Laparatomi adalah suatu potongan pada dinding abdomen seperti caesarean section
sampai membuka selaput perut. Perawatan post laparatomi adalah bentuk pelayanan perawatan
yang diberikan kepada pasien-pasien yang telah menjalani operasi pembedahan perut. Tujuan
perawatan post laparatomi antara lain: Mengurangi komplikasi akibat pembedahan, mempercepat
penyembuhan, mengembalikan fungsi pasien semaksimal mungkin seperti sebelum operasi,
mempertahankan konsep diri pasien dan mempersiapkan pasien pulang, hal inilah yang membuat
pasien dengan pasca bedah memerlukan perawatan yang maksimal.

Post operasi laparatomi yang tidak mendapatkan perawatan maksimal setelah pasca bedah dapat
memperlambat penyembuhan pasien itu sendiri. Laporan departement kesehatan Indonesia
(DEPKES RI) laparatomi meningkat dari 162 pada tahun 2005 menjadi 983 kasus pada tahun
2006 dan 1.281 kasus pada tahun 2007.

Dengan melihat kondisi pasien post operasi laparatomi yang memerlukan perawatan
maka perlu dilakukannya intervensi dengan maksud untuk mengurangi tegangan melalui latihan
pernapasan dan mobilisasi dini untuk mempercepat proses kesembuhan dan kepulangan pasien
serta dapat memberikan kepuasan atas perawatan yang diberikan.
Teknik relaksasi, relaksasi progresif dengan dan tanpa ketegangan otot dan teknik
manipulasi pikiran mengurangi komponen fisiologis dan emosional stres. Teknik relaksasi
adalah perilaku yang diperlajari dan membantu waktu penelitian dan praktek. Snyder dan Egan
menemukan teknik relaksasi sebagai metode utama untuk menghilangkan stres, tujuannya untuk
menghasilkan respon yang dapat memerangi respon stres. Pada pasien post operasi latihan napas
dalam, bantu batuk dan menekan insisi meningkatkan ekspansi paru maksimal dan alat
pembersihan jalan napas sehingga menurunkan resiko atelektasis, pneumonia.

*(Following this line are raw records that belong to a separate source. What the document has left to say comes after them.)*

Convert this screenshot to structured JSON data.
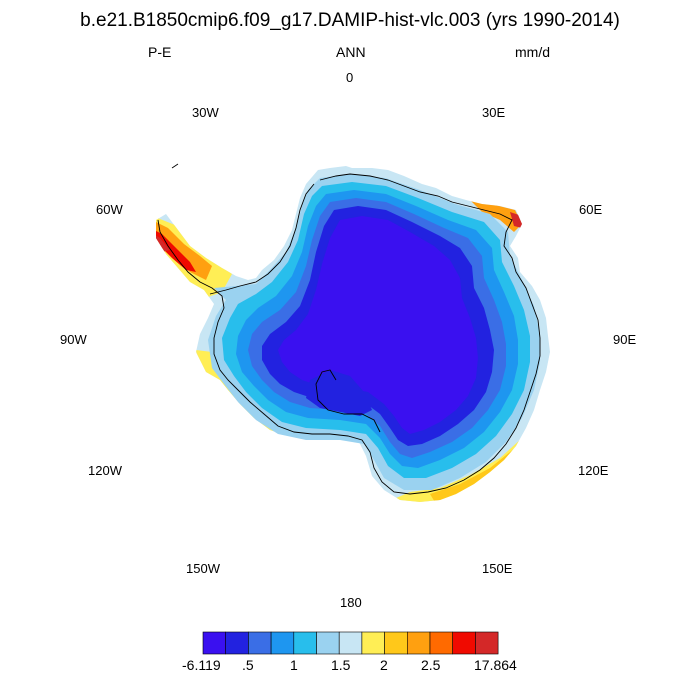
{
  "title": "b.e21.B1850cmip6.f09_g17.DAMIP-hist-vlc.003 (yrs 1990-2014)",
  "left_label": "P-E",
  "center_label": "ANN",
  "right_label": "mm/d",
  "longitude_labels": {
    "0": "0",
    "30E": "30E",
    "60E": "60E",
    "90E": "90E",
    "120E": "120E",
    "150E": "150E",
    "180": "180",
    "150W": "150W",
    "120W": "120W",
    "90W": "90W",
    "60W": "60W",
    "30W": "30W"
  },
  "colorbar": {
    "colors": [
      "#3a10f0",
      "#2222e0",
      "#3a6ee6",
      "#1e96f0",
      "#28beec",
      "#9ad2f0",
      "#c8e6f4",
      "#ffee55",
      "#ffc81a",
      "#ffa010",
      "#ff6a00",
      "#f00a00",
      "#d42828"
    ],
    "labels": [
      "-6.119",
      ".5",
      "1",
      "1.5",
      "2",
      "2.5",
      "17.864"
    ]
  },
  "colors": {
    "ice_interior": "#3a10f0",
    "ice_inner_ring": "#2222e0",
    "coast_ring_1": "#3a6ee6",
    "coast_ring_2": "#1e96f0",
    "coast_ring_3": "#9ad2f0",
    "coast_high": "#ffc81a",
    "peninsula_max": "#d42828"
  }
}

Perawat menganjurkan klien untuk melakukan ambulasi lebih awal, sebagian besar klien
diharapkan dapat melakukan ambulasi setelah pembedahan bergantung pada beratnya
pembedahan dan kondisi klien. Pemberian posisi post operasi untuk mencegah terjadinya
kontraktur pinggul dan lutut sangat penting, latihan pascaoperasi, latihan tentang gerak dimulai
segera mungkin. Ubah posisi secara periodik dan ambulasi sedini mungkin meningkatkan
pengisian udara seluruh segmen paru, memobilisasi dan mengeluarkan sekret.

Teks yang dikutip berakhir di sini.